One of the things about living on a farm is that you are surrounded by the cycle of life, the annual growth of crops and with livestock the progression from birth to death. Sometimes it’s harder to experience than other times. About 2 weeks ago our beloved horse Rienzi left us. We have had the privilege of having her with us for 28 years. She was a “mustang”, a wild horse from the Skedaddle Mountains near Lake Tahoe on the border of California and Nevada. We adopted her when she was a yearling and she has shared our life and gained our respect for all those many years. The end of the cycle has been hard for us and we will miss her. My son Devin writes about her best.

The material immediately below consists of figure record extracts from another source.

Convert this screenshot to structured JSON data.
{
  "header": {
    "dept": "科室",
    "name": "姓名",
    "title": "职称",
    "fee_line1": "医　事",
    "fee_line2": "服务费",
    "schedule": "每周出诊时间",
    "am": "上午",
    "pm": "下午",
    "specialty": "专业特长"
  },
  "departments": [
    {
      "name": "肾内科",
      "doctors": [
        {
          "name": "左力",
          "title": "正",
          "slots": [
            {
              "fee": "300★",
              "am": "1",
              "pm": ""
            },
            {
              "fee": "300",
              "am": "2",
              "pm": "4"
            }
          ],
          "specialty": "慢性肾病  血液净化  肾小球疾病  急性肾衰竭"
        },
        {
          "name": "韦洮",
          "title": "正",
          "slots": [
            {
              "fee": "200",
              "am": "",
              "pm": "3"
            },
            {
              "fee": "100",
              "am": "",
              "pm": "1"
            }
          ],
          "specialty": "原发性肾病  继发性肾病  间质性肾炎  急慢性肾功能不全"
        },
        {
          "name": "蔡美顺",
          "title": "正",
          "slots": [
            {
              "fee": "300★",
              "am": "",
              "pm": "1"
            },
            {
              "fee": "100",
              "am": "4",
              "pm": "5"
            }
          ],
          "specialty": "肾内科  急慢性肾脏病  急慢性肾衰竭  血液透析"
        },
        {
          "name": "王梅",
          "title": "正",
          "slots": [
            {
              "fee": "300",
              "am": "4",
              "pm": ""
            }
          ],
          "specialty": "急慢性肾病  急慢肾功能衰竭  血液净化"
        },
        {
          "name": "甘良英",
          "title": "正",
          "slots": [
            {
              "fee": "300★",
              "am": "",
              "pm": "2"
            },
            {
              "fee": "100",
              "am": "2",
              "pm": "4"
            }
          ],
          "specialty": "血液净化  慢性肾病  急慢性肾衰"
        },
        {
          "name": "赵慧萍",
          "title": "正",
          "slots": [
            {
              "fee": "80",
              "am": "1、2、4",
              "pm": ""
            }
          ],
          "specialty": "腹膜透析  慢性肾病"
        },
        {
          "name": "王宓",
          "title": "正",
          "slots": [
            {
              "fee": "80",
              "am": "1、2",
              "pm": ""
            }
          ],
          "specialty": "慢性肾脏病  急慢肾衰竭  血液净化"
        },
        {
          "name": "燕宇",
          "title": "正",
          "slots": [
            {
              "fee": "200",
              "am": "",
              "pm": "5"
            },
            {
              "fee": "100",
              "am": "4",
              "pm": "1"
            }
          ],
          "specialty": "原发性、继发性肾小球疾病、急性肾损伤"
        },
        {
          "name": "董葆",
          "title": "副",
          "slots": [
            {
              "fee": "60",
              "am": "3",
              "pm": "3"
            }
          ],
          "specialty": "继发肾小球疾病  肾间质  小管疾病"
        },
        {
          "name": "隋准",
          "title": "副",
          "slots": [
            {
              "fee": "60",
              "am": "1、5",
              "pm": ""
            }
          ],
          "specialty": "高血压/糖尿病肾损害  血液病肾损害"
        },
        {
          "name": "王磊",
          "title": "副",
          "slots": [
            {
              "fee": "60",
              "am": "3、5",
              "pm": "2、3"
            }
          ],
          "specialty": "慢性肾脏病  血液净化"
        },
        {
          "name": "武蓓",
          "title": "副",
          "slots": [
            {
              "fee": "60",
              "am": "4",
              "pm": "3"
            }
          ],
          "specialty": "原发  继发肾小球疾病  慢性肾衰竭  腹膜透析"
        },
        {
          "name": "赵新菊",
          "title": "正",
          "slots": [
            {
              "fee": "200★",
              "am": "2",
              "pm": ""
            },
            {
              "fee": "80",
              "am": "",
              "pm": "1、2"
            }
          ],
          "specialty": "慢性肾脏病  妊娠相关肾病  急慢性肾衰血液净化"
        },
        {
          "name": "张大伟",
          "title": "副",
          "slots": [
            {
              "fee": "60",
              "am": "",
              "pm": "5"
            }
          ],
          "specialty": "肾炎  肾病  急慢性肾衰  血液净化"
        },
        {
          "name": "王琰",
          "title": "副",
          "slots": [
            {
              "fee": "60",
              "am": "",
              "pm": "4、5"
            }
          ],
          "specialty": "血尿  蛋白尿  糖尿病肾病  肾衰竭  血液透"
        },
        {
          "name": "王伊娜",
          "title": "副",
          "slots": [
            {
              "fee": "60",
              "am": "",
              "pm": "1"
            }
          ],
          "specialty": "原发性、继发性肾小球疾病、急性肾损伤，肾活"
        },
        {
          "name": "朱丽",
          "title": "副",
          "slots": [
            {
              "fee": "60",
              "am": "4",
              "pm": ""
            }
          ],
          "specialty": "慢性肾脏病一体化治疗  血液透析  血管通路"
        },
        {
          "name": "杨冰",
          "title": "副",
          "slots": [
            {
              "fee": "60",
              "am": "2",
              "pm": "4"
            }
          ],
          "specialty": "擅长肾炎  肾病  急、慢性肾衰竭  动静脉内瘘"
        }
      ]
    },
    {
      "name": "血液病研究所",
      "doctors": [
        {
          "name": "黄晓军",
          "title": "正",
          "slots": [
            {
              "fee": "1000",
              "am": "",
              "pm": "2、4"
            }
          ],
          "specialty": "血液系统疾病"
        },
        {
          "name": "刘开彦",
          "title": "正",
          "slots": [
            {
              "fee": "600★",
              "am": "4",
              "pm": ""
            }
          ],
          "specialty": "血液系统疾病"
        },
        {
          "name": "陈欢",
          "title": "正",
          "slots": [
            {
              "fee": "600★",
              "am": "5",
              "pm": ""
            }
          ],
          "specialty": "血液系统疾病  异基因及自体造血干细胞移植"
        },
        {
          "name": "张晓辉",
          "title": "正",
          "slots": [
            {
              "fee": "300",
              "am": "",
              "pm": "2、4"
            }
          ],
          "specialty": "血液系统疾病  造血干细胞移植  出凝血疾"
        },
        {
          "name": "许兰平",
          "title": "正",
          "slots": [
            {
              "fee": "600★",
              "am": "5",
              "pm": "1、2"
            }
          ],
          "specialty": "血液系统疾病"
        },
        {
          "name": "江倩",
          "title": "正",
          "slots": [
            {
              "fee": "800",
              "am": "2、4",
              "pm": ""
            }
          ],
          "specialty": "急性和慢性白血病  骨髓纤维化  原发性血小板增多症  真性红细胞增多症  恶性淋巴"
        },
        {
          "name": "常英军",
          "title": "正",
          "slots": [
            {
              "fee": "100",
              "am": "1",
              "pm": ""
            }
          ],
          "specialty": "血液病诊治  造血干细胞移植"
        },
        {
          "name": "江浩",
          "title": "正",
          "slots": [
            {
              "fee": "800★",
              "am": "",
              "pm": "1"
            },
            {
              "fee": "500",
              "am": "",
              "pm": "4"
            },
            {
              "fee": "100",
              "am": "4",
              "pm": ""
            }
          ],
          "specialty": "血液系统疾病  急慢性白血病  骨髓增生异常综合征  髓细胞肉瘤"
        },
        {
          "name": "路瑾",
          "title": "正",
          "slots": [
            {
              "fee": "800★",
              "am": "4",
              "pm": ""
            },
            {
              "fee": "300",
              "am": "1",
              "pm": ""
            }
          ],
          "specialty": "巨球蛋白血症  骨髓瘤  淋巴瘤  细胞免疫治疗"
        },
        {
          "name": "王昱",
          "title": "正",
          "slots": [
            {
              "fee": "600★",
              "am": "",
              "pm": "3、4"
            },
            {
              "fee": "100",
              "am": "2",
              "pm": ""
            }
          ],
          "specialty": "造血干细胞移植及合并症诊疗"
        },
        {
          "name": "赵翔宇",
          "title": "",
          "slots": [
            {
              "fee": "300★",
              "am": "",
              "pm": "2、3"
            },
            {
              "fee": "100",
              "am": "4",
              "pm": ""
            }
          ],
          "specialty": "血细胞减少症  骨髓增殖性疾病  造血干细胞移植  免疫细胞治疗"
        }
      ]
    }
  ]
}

The ivory streak along her face
reminds me of a comet’s tail,
and every morning she would race
much like a comet through the fields.

She came from empty desert hills,
a Mustang from Nevada.
Her kind was always being killed
for glue and wasted fodder.

So in our pastures she found home
alongside our small herd of cows.
She’d follow them where’er they roamed;
We’d laugh and watch her as we plowed.

At nights she’d come to her corral
and rest there ’til the break of day.
She’d nip at us, pretend to scowl
if we replaced sweet feed with hay.

And now she rests beneath two trees
that grow between our pond and barn.
Above her, cows chew cud at ease;
She’s with her herd and on our farm.